Definition of presbyter in English:


Pronunciation /ˈprezbədər//ˈpresbədər/


  • 1An elder or minister of the Christian Church.

    • ‘Early in 391, on a visit to the port of Hippo Regius 45 miles from Thagaste, he was forcibly ordained presbyter for the small Catholic congregation.’
    • ‘Here is (in New Testament terms) the most senior presbyter in the whole Anglican church, and he will be busy raising uncomfortable questions about the teaching of the Word of God.’
    minister, rector, priest, parson, minister of religion, clergyman, clergywoman, cleric, churchman, churchwoman, ecclesiastic, pastor, father, man of the cloth, woman of the cloth, man of god, woman of god, curate, chaplain, curé, presbyter, preacher, lay preacher, evangelist, divine
    View synonyms
    1. 1.1formal (in Presbyterian churches) an elder.
      • ‘The elder presbyter was foremost responsible for these unofficial youth gatherings.’
      • ‘The presbyter, a member of the ‘priesthood in the presbyteral order,’ is teacher, priest and shepherd, leads and unifies the faithful, and shares in the priesthood of bishops.’
      • ‘It is precisely as the ‘servant-leader’ of the gathered community that the presbyter rightly presides at its Eucharistic celebration.’
      • ‘In the hazy earliest days of Christianity, the Pope was the elder or presbyter chosen by the people of Rome, and later by the city's clergy.’
      • ‘It tells us that heaven's worship features white robed presbyters, choral and instrumental music, and incense.’
      • ‘Already in 1950, the Elder Presbyter Johannes Lipstok in his letter to the Commissioner of the Religious Affairs asked permission to organize a brief theological course for presbyters.’
      • ‘The care of souls instead was the task of the presbyter (priest, ‘elder’) who was also responsible for the day-to-day administration of the sacraments.’
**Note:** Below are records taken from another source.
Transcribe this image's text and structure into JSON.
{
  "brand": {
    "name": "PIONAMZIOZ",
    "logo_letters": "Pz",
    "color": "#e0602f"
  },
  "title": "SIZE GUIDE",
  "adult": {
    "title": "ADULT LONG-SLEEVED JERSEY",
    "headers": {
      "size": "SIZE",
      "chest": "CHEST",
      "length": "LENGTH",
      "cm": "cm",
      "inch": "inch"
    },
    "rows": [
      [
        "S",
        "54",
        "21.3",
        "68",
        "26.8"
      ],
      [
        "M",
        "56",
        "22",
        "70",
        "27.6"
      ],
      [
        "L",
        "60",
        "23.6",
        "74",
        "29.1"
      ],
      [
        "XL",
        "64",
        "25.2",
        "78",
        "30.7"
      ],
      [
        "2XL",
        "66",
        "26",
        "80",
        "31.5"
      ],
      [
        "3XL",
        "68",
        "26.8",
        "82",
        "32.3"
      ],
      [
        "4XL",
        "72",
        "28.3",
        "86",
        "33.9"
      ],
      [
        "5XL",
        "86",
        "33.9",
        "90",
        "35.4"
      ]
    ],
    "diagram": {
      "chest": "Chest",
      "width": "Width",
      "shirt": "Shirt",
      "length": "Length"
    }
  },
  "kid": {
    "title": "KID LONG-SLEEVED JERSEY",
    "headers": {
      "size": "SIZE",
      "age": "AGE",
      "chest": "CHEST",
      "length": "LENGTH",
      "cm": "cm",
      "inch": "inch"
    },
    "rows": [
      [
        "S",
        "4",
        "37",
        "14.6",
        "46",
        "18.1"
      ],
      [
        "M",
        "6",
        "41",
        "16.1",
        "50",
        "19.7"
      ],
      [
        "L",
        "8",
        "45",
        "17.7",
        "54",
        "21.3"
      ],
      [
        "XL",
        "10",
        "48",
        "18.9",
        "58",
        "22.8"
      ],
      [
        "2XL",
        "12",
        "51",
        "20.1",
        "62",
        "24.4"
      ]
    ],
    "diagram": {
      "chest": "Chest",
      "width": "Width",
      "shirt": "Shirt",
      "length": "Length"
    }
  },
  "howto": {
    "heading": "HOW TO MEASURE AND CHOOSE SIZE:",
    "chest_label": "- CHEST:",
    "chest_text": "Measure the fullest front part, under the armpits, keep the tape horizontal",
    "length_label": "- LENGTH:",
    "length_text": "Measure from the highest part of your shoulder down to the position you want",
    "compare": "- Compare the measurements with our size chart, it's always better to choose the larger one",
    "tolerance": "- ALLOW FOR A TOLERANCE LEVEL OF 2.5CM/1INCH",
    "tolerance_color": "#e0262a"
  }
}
      • ‘Here is how the Roman presbyter Hippolytus describes the questions they were asked.’
      • ‘The Puritan-founded Massachusetts colonies opposed presbyters almost as much as the pope.’
      • ‘The commissioner gave permission for organizing presbyters ' meetings or for reproducing scarce printed materials.’
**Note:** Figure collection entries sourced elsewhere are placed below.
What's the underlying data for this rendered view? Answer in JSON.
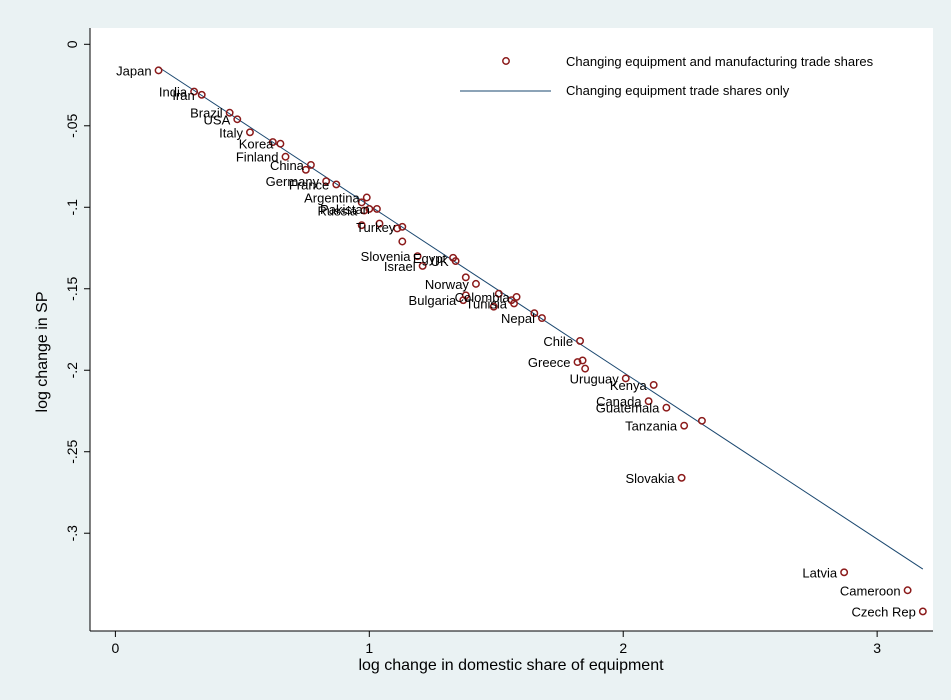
{
  "chart_data": {
    "type": "scatter",
    "xlabel": "log change in domestic share of equipment",
    "ylabel": "log change in SP",
    "xlim": [
      -0.1,
      3.22
    ],
    "ylim": [
      -0.36,
      0.01
    ],
    "xticks": [
      0,
      1,
      2,
      3
    ],
    "xtick_labels": [
      "0",
      "1",
      "2",
      "3"
    ],
    "yticks": [
      0,
      -0.05,
      -0.1,
      -0.15,
      -0.2,
      -0.25,
      -0.3
    ],
    "ytick_labels": [
      "0",
      "-.05",
      "-.1",
      "-.15",
      "-.2",
      "-.25",
      "-.3"
    ],
    "grid": false,
    "legend_position": "top-right",
    "colors": {
      "marker": "#8b1a1a",
      "line": "#1a476f",
      "plot_bg": "#ffffff",
      "outer_bg": "#eaf2f3"
    },
    "series": [
      {
        "name": "Changing equipment and manufacturing trade shares",
        "kind": "scatter",
        "points": [
          {
            "label": "Japan",
            "x": 0.17,
            "y": -0.016
          },
          {
            "label": "India",
            "x": 0.31,
            "y": -0.029
          },
          {
            "label": "Iran",
            "x": 0.34,
            "y": -0.031
          },
          {
            "label": "Brazil",
            "x": 0.45,
            "y": -0.042
          },
          {
            "label": "USA",
            "x": 0.48,
            "y": -0.046
          },
          {
            "label": "Italy",
            "x": 0.53,
            "y": -0.054
          },
          {
            "label": "",
            "x": 0.62,
            "y": -0.06
          },
          {
            "label": "Korea",
            "x": 0.65,
            "y": -0.061
          },
          {
            "label": "Finland",
            "x": 0.67,
            "y": -0.069
          },
          {
            "label": "",
            "x": 0.75,
            "y": -0.077
          },
          {
            "label": "China",
            "x": 0.77,
            "y": -0.074
          },
          {
            "label": "Germany",
            "x": 0.83,
            "y": -0.084
          },
          {
            "label": "France",
            "x": 0.87,
            "y": -0.086
          },
          {
            "label": "",
            "x": 0.97,
            "y": -0.097
          },
          {
            "label": "Argentina",
            "x": 0.99,
            "y": -0.094
          },
          {
            "label": "Russia",
            "x": 0.98,
            "y": -0.102
          },
          {
            "label": "",
            "x": 1.0,
            "y": -0.101
          },
          {
            "label": "Pakistan",
            "x": 1.03,
            "y": -0.101
          },
          {
            "label": "",
            "x": 0.97,
            "y": -0.111
          },
          {
            "label": "",
            "x": 1.04,
            "y": -0.11
          },
          {
            "label": "",
            "x": 1.11,
            "y": -0.113
          },
          {
            "label": "Turkey",
            "x": 1.13,
            "y": -0.112
          },
          {
            "label": "",
            "x": 1.13,
            "y": -0.121
          },
          {
            "label": "Slovenia",
            "x": 1.19,
            "y": -0.13
          },
          {
            "label": "Israel",
            "x": 1.21,
            "y": -0.136
          },
          {
            "label": "Egypt",
            "x": 1.33,
            "y": -0.131
          },
          {
            "label": "UK",
            "x": 1.34,
            "y": -0.133
          },
          {
            "label": "",
            "x": 1.38,
            "y": -0.143
          },
          {
            "label": "Norway",
            "x": 1.42,
            "y": -0.147
          },
          {
            "label": "",
            "x": 1.38,
            "y": -0.154
          },
          {
            "label": "Bulgaria",
            "x": 1.37,
            "y": -0.157
          },
          {
            "label": "",
            "x": 1.49,
            "y": -0.161
          },
          {
            "label": "",
            "x": 1.51,
            "y": -0.153
          },
          {
            "label": "",
            "x": 1.56,
            "y": -0.157
          },
          {
            "label": "Colombia",
            "x": 1.58,
            "y": -0.155
          },
          {
            "label": "Tunisia",
            "x": 1.57,
            "y": -0.159
          },
          {
            "label": "",
            "x": 1.65,
            "y": -0.165
          },
          {
            "label": "Nepal",
            "x": 1.68,
            "y": -0.168
          },
          {
            "label": "Chile",
            "x": 1.83,
            "y": -0.182
          },
          {
            "label": "Greece",
            "x": 1.82,
            "y": -0.195
          },
          {
            "label": "",
            "x": 1.84,
            "y": -0.194
          },
          {
            "label": "",
            "x": 1.85,
            "y": -0.199
          },
          {
            "label": "Uruguay",
            "x": 2.01,
            "y": -0.205
          },
          {
            "label": "Kenya",
            "x": 2.12,
            "y": -0.209
          },
          {
            "label": "Canada",
            "x": 2.1,
            "y": -0.219
          },
          {
            "label": "Guatemala",
            "x": 2.17,
            "y": -0.223
          },
          {
            "label": "",
            "x": 2.31,
            "y": -0.231
          },
          {
            "label": "Tanzania",
            "x": 2.24,
            "y": -0.234
          },
          {
            "label": "Slovakia",
            "x": 2.23,
            "y": -0.266
          },
          {
            "label": "Latvia",
            "x": 2.87,
            "y": -0.324
          },
          {
            "label": "Cameroon",
            "x": 3.12,
            "y": -0.335
          },
          {
            "label": "Czech Rep",
            "x": 3.18,
            "y": -0.348
          }
        ]
      },
      {
        "name": "Changing equipment trade shares only",
        "kind": "line",
        "points": [
          {
            "x": 0.17,
            "y": -0.014
          },
          {
            "x": 3.18,
            "y": -0.322
          }
        ]
      }
    ]
  }
}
      • ‘Although we may not realize it, elders, or presbyters, were some of the most important figures in the early church.’
    2. 1.2formal (in Episcopal churches) a minister of the second order, under the authority of a bishop; a priest.
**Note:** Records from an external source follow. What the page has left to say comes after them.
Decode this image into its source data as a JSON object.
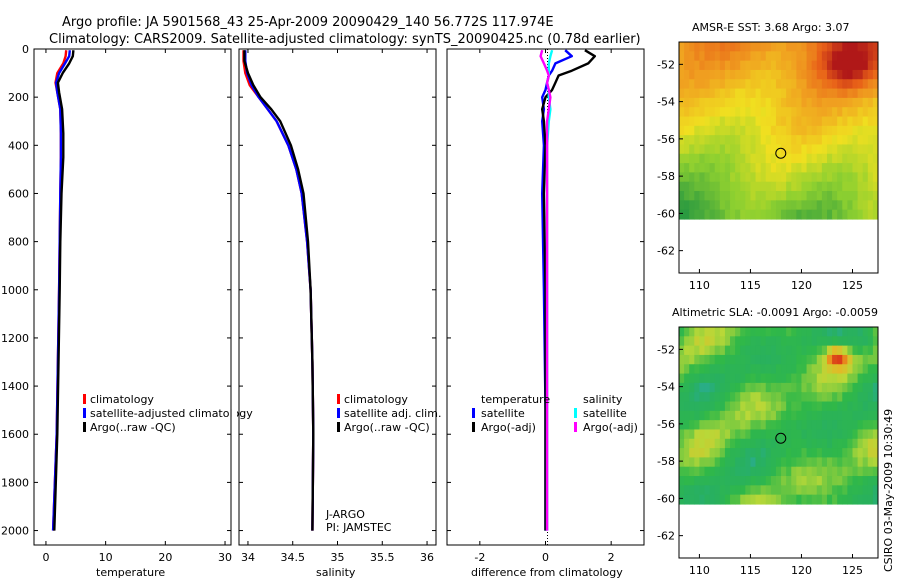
{
  "header": {
    "line1": "Argo profile: JA 5901568_43 25-Apr-2009 20090429_140 56.772S 117.974E",
    "line2": "Climatology: CARS2009. Satellite-adjusted climatology: synTS_20090425.nc (0.78d earlier)"
  },
  "side_label": "CSIRO 03-May-2009 10:30:49",
  "chart_data": [
    {
      "id": "temperature",
      "type": "line",
      "xlabel": "temperature",
      "ylabel": "",
      "xlim": [
        -2,
        31
      ],
      "ylim": [
        2060,
        0
      ],
      "xticks": [
        0,
        10,
        20,
        30
      ],
      "xtick_labels": [
        "0",
        "10",
        "20",
        "30"
      ],
      "yticks": [
        0,
        200,
        400,
        600,
        800,
        1000,
        1200,
        1400,
        1600,
        1800,
        2000
      ],
      "ytick_labels": [
        "0",
        "200",
        "400",
        "600",
        "800",
        "1000",
        "1200",
        "1400",
        "1600",
        "1800",
        "2000"
      ],
      "legend": [
        {
          "label": "climatology",
          "color": "#ff0000"
        },
        {
          "label": "satellite-adjusted climatology",
          "color": "#0000ff"
        },
        {
          "label": "Argo(..raw -QC)",
          "color": "#000000"
        }
      ],
      "depth": [
        5,
        30,
        60,
        100,
        140,
        180,
        250,
        350,
        450,
        600,
        800,
        1000,
        1300,
        1600,
        2000
      ],
      "series": [
        {
          "name": "climatology",
          "color": "#ff0000",
          "values": [
            3.4,
            3.3,
            2.9,
            1.9,
            1.6,
            1.9,
            2.4,
            2.5,
            2.5,
            2.4,
            2.3,
            2.2,
            2.0,
            1.8,
            1.2
          ]
        },
        {
          "name": "satellite-adjusted climatology",
          "color": "#0000ff",
          "values": [
            4.0,
            3.9,
            3.2,
            2.2,
            1.7,
            1.9,
            2.4,
            2.5,
            2.5,
            2.4,
            2.3,
            2.2,
            2.0,
            1.8,
            1.2
          ]
        },
        {
          "name": "Argo(..raw -QC)",
          "color": "#000000",
          "values": [
            4.6,
            4.5,
            3.9,
            2.8,
            2.0,
            2.2,
            2.7,
            2.9,
            2.9,
            2.6,
            2.4,
            2.3,
            2.1,
            1.9,
            1.4
          ]
        }
      ]
    },
    {
      "id": "salinity",
      "type": "line",
      "xlabel": "salinity",
      "xlim": [
        33.9,
        36.1
      ],
      "ylim": [
        2060,
        0
      ],
      "xticks": [
        34,
        34.5,
        35,
        35.5,
        36
      ],
      "xtick_labels": [
        "34",
        "34.5",
        "35",
        "35.5",
        "36"
      ],
      "legend": [
        {
          "label": "climatology",
          "color": "#ff0000"
        },
        {
          "label": "satellite adj. clim.",
          "color": "#0000ff"
        },
        {
          "label": "Argo(..raw -QC)",
          "color": "#000000"
        }
      ],
      "annotation": [
        "J-ARGO",
        "PI: JAMSTEC"
      ],
      "depth": [
        5,
        50,
        100,
        150,
        200,
        250,
        300,
        400,
        500,
        600,
        800,
        1000,
        1300,
        1600,
        2000
      ],
      "series": [
        {
          "name": "climatology",
          "color": "#ff0000",
          "values": [
            33.95,
            33.95,
            33.97,
            34.02,
            34.12,
            34.22,
            34.32,
            34.45,
            34.54,
            34.6,
            34.66,
            34.7,
            34.72,
            34.73,
            34.72
          ]
        },
        {
          "name": "satellite adj. clim.",
          "color": "#0000ff",
          "values": [
            33.97,
            33.97,
            33.99,
            34.04,
            34.12,
            34.22,
            34.32,
            34.45,
            34.54,
            34.6,
            34.66,
            34.7,
            34.72,
            34.73,
            34.72
          ]
        },
        {
          "name": "Argo(..raw -QC)",
          "color": "#000000",
          "values": [
            33.96,
            33.96,
            34.0,
            34.06,
            34.14,
            34.26,
            34.36,
            34.48,
            34.56,
            34.62,
            34.67,
            34.7,
            34.72,
            34.73,
            34.72
          ]
        }
      ]
    },
    {
      "id": "difference",
      "type": "line",
      "xlabel": "difference from climatology",
      "xlim": [
        -3,
        3
      ],
      "ylim": [
        2060,
        0
      ],
      "xticks": [
        -2,
        0,
        2
      ],
      "xtick_labels": [
        "-2",
        "0",
        "2"
      ],
      "legend_left": {
        "title": "temperature",
        "items": [
          {
            "label": "satellite",
            "color": "#0000ff"
          },
          {
            "label": "Argo(-adj)",
            "color": "#000000"
          }
        ]
      },
      "legend_right": {
        "title": "salinity",
        "items": [
          {
            "label": "satellite",
            "color": "#00ffff"
          },
          {
            "label": "Argo(-adj)",
            "color": "#ff00ff"
          }
        ]
      },
      "depth": [
        5,
        30,
        60,
        90,
        110,
        140,
        170,
        200,
        250,
        300,
        400,
        600,
        1000,
        1500,
        2000
      ],
      "series": [
        {
          "name": "temperature satellite",
          "color": "#0000ff",
          "values": [
            0.6,
            0.8,
            0.3,
            0.2,
            0.1,
            0.05,
            0.0,
            -0.1,
            -0.05,
            -0.1,
            -0.05,
            -0.1,
            -0.05,
            0.0,
            0.0
          ]
        },
        {
          "name": "temperature Argo(-adj)",
          "color": "#000000",
          "values": [
            1.2,
            1.5,
            1.3,
            0.8,
            0.4,
            0.3,
            0.2,
            0.0,
            -0.1,
            -0.05,
            0.0,
            -0.05,
            0.0,
            0.0,
            0.0
          ]
        },
        {
          "name": "salinity satellite",
          "color": "#00ffff",
          "values": [
            0.2,
            0.15,
            0.1,
            0.1,
            0.1,
            0.05,
            0.1,
            0.1,
            0.15,
            0.1,
            0.05,
            0.05,
            0.05,
            0.05,
            0.05
          ]
        },
        {
          "name": "salinity Argo(-adj)",
          "color": "#ff00ff",
          "values": [
            -0.1,
            -0.15,
            -0.05,
            0.05,
            0.1,
            0.05,
            0.1,
            0.15,
            0.1,
            0.05,
            0.05,
            0.05,
            0.05,
            0.05,
            0.05
          ]
        }
      ]
    },
    {
      "id": "sst-map",
      "type": "heatmap",
      "title": "AMSR-E SST: 3.68 Argo: 3.07",
      "xlim": [
        108,
        127.5
      ],
      "ylim": [
        -63.2,
        -50.8
      ],
      "xticks": [
        110,
        115,
        120,
        125
      ],
      "xtick_labels": [
        "110",
        "115",
        "120",
        "125"
      ],
      "yticks": [
        -52,
        -54,
        -56,
        -58,
        -60,
        -62
      ],
      "ytick_labels": [
        "-52",
        "-54",
        "-56",
        "-58",
        "-60",
        "-62"
      ],
      "data_south_limit": -60,
      "marker": {
        "lon": 117.974,
        "lat": -56.772
      },
      "palette": [
        "#2a9a40",
        "#8ed030",
        "#f0e020",
        "#f0a020",
        "#e86018",
        "#b01818"
      ]
    },
    {
      "id": "sla-map",
      "type": "heatmap",
      "title": "Altimetric SLA: -0.0091 Argo: -0.0059",
      "xlim": [
        108,
        127.5
      ],
      "ylim": [
        -63.2,
        -50.8
      ],
      "xticks": [
        110,
        115,
        120,
        125
      ],
      "xtick_labels": [
        "110",
        "115",
        "120",
        "125"
      ],
      "yticks": [
        -52,
        -54,
        -56,
        -58,
        -60,
        -62
      ],
      "ytick_labels": [
        "-52",
        "-54",
        "-56",
        "-58",
        "-60",
        "-62"
      ],
      "data_south_limit": -60,
      "marker": {
        "lon": 117.974,
        "lat": -56.772
      },
      "palette": [
        "#2aa8c8",
        "#28b060",
        "#30b848",
        "#b8d838",
        "#f0b020",
        "#d83018"
      ]
    }
  ]
}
      • ‘The relatively recent controversial permissions to remarry the divorced and make women presbyters arguably had biblical warrant, though minorities disputed this.’
      • ‘I have yet to meet a Canadian presbyter or bishop who will even broker the point, let alone agree to one atom of it.’
      • ‘The deacon is defined in relation to bishops and presbyters, helping as a minister of word, liturgy, and charity.’
      • ‘We see, in both passages in which the qualifications of a bishop or presbyter are listed, that the candidate must be ‘the husband of one wife.’’


Late 16th century: via ecclesiastical Latin from Greek presbuteros elder (used in the New Testament to denote an elder of the early church), comparative of presbus old (man).